How can we make sense of this conservative position?  We might start with a few analogies.
For example, imagine a parallel situation in Family and Consumer Science, the class formerly known as Home Ec.  Imagine a teacher planned to inform students about the importance of kitchen hygiene.  “If you’re planning on making a ham-and-cheese sandwich,” the teacher might say, “here are some ways to do it safely.”

It is not difficult for us to imagine that a student from a Jewish background might not want to make a ham-and-cheese.  And, with our understanding of the goals and nature of public education, we can agree that such a student should never be forced to make a sandwich that breaks his or her religious rules.  Such a student could make something else.  Or he could be exempted from the class.  No big deal.  Simply because we do not share the student’s understanding of what may be offensive, we do not force the student to abandon that understanding.

In cases such as this, we should remember the words of former Chief Justice of the US Supreme Court Warren Burger.  In Thomas v. Review Board (1981), Chief Justice Burger argued that those who are not compelled by religious rules are not the ones who should decide whether or not those rules are reasonable.  “It is not for us to say,” Burger argued, “that the line [Thomas] drew was an unreasonable one.”

Granted, the case was not about public schools, or sex ed, but the principle remains important.  It is not the role of those who are not offended to declare whether or not certain ideas are offensive.

Perhaps another way to understand this case might be to imagine some permutations.  Consider, for example, how we would feel if a teacher told a class, “Now class, if you’re thinking about killing someone, here are some ways to do it safely.”  Clearly, when we agree that behaviors are beyond the bounds of morality, we agree that public-school teachers ought not be suggesting safe ways for students to engage in them.

That may be the position of religious conservatives.  If an action is entirely beyond the bounds of morality, the notion that young people need to be taught how to do it safely makes utterly no sense.  Simply broaching the topic implies that sex would be a legitimate choice for young people, a position their religion explicitly forbids.

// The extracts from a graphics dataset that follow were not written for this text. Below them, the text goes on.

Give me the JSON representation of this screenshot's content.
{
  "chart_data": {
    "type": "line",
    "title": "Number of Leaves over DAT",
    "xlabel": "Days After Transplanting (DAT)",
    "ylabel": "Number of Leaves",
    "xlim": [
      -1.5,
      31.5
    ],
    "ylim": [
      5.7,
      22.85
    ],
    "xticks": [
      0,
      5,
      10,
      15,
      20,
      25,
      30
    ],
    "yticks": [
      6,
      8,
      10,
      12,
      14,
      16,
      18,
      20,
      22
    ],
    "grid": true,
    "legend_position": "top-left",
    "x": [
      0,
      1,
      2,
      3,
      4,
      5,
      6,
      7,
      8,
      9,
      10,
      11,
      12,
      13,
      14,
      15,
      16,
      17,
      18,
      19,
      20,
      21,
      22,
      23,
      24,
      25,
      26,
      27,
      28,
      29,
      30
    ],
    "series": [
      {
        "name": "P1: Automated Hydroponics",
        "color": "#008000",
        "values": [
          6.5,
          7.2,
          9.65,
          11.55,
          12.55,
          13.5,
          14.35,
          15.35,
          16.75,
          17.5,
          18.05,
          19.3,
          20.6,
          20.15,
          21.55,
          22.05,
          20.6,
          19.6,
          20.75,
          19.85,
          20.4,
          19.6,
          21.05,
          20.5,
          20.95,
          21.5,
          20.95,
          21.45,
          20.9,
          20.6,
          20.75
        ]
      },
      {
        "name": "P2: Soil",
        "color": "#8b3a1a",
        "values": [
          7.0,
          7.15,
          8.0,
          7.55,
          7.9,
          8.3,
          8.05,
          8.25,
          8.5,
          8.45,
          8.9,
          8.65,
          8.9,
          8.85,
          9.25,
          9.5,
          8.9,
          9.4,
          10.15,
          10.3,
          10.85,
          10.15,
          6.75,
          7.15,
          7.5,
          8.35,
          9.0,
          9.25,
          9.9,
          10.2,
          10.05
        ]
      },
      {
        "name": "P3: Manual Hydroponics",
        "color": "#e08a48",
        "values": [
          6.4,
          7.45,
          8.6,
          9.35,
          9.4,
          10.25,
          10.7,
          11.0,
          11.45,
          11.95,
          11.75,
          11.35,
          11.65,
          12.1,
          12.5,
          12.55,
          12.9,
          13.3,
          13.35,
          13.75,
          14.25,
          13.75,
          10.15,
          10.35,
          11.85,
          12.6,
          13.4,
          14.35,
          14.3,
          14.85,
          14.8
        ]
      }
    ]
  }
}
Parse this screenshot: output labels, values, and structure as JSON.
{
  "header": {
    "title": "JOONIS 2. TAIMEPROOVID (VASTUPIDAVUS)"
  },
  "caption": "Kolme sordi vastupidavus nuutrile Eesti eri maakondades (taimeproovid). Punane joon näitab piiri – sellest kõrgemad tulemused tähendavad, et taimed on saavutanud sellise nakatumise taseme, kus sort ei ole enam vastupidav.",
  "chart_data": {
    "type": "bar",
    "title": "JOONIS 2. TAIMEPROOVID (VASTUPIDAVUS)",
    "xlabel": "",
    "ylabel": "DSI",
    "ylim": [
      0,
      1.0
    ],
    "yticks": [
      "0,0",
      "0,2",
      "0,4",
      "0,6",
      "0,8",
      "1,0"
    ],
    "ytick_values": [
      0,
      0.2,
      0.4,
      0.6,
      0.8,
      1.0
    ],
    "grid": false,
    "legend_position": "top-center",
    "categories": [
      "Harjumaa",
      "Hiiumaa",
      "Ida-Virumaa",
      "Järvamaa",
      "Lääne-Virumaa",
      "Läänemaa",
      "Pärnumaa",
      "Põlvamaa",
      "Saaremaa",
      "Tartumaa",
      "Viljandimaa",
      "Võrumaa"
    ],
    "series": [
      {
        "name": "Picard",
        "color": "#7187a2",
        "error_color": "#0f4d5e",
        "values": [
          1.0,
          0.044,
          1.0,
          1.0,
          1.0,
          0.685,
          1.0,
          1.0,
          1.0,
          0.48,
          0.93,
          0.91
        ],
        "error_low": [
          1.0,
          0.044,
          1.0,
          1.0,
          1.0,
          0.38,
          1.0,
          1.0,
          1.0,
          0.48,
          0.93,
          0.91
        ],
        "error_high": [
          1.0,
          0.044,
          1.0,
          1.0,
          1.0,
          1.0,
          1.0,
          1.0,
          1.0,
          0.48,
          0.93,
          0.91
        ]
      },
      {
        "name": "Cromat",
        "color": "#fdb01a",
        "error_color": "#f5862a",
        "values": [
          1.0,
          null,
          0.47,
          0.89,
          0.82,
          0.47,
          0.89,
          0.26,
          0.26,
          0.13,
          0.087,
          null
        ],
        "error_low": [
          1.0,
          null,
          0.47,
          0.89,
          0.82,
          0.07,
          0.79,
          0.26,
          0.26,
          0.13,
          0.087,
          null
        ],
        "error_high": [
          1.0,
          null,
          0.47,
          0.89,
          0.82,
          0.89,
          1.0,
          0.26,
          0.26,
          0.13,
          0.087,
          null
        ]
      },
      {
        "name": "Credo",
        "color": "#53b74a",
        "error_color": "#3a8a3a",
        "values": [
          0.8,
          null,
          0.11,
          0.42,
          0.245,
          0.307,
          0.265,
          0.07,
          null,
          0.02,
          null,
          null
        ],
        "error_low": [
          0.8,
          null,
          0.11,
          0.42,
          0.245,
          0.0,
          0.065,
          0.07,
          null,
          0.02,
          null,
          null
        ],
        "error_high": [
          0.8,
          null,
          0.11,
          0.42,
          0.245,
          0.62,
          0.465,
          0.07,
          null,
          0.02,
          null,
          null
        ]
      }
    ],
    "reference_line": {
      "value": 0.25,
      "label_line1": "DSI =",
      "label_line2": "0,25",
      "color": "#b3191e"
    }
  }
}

So how can public schools provide information without offending conservative religious families?  It will make a start to understand the complaints of conservative parents as legitimate.  Just as we would not question a Jewish student’s aversion to making a ham-and-cheese, so we should not attack a religious student’s aversion to hearing about safer ways to have sex.  For many sex-ed liberals, myself included, this is a difficult pill to swallow.  It feels as if we are allowing some families to stick their heads in the sand, to restrict their children from hearing vitally important safety information.  Nevertheless, if we honestly respect the home cultures of students from conservative homes, we must allow them to draw the lines between offensive and acceptable.  We can never insist that our understanding of “morally neutral” must be accepted by those who disagree.